Sounds familiar? How many similar scenes you have played throughout your gaming career? Dozens? Hundreds?


99% of what we do around the table is all about Dialog. We speak. We describe our characters actions. We ask the DM questions. We debate rules, options and tactics. We role-play, we argue, we socialize.

Think about your last session. How much of the dialog was between one player and the DM? How much of it was between one player and another? In my humble opinion, almost all dialog around the table (game related, that is) is between one or two players and the DM. I can count on one hand the number of player vs player moments per session I had throughout my entire DMing career. And I had (and still have!) some great players around my tables throughout the years.

Why is that so? Well, most players assume that the DM, being the one running the game, has all the answers. Even if the DM is running a pre-make module published for one official setting or the other, he still have absolute control of the happenings, so it's only logical to direct all questions to him. Moreover, the DM is the guy playing all the NPCs, so if an NPC comes and presents himself, it's only logical for the players to engage with him - and the DM, as a result.

This way, players go through whole sessions ping-ponging with the DM, with only occasional breaks to discuss something with their fellow players.

What a waste!

Players drive the story, not the DM. It's something I repeatedly say to every group I run games for, and with good reason. The collective mind of 6 people (5 players and a DM) can blow away anything a single DM can do. Think about it - a game run by the DM is railroaded by definition. The DM makes the calls, the DM decides where the story goes. Players make choices, no doubt, but at the end, it's the DM who orchestrate the story, making the game a series of "left or right" decisions in a scripted story.

As I said - a waste.

As I wrote in my last Campaign Workshop post, I ask my players to write backgrounds for their characters, and then I use it to create the story of the campaign. But how can these backgrounds come to life unless the players talk to each other? If the players don't share with one another bits of their backgrounds during the course of the campaign, when these backgrounds come to life in the form of events or NPCs, no-one other than the background writer have any idea what's going on, and it's a waste, because that moment is a private moment between the player and the DM.

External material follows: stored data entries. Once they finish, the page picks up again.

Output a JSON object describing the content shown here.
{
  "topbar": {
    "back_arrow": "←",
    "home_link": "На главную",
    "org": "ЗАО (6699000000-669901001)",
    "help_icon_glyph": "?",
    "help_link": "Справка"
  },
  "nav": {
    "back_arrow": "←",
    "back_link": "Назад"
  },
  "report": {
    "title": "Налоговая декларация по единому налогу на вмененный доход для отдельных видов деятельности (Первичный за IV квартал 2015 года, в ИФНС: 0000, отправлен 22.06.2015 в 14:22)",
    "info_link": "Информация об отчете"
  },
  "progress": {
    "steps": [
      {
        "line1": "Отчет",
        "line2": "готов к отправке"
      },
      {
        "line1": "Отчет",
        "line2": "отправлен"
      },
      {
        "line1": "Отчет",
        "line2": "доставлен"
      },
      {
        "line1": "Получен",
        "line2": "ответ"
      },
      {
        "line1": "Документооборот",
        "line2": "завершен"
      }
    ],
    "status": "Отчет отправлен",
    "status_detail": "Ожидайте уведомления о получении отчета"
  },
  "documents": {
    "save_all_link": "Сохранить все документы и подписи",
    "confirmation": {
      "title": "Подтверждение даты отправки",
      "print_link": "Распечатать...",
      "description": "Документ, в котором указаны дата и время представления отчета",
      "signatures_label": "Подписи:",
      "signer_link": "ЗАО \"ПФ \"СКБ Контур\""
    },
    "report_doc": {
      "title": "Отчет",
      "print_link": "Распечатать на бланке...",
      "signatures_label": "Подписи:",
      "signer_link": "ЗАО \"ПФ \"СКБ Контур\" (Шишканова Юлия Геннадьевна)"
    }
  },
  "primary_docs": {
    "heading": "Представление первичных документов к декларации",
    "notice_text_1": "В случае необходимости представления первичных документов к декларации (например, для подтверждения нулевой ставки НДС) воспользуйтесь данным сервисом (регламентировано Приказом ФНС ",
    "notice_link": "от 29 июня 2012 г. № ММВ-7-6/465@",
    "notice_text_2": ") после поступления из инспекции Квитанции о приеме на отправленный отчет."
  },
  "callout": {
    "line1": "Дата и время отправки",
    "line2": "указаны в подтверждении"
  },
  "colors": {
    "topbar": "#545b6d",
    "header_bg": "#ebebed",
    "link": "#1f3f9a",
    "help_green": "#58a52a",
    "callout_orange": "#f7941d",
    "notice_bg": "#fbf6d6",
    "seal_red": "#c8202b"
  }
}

I believe that any role-playing game can benefit from scenes in which characters engage in a dialog that excludes the DM. One can start it, the others can follow if they like and make their characters come to life within the story. It doesn't need to be an award-winning, actor's studio moment full of emotion and Shakespeare-like prose. Two or three sentences between several characters is all it takes, and it might lead to interesting scenes and "ah-ha" moments later on during the campaign.

Think about the following example:

After a gruesome fight with Gnolls, the players hear Chris (playing the Fighter) describe how he wipes the blade clean on one of the corpses with a nasty smile.

If you were a player in that group, how would you respond? Would you ignore that role-playing opportunity, or would you "pick up the glove" and say something like "You really enjoy it, do you? Where on earth do they teach the love of war?"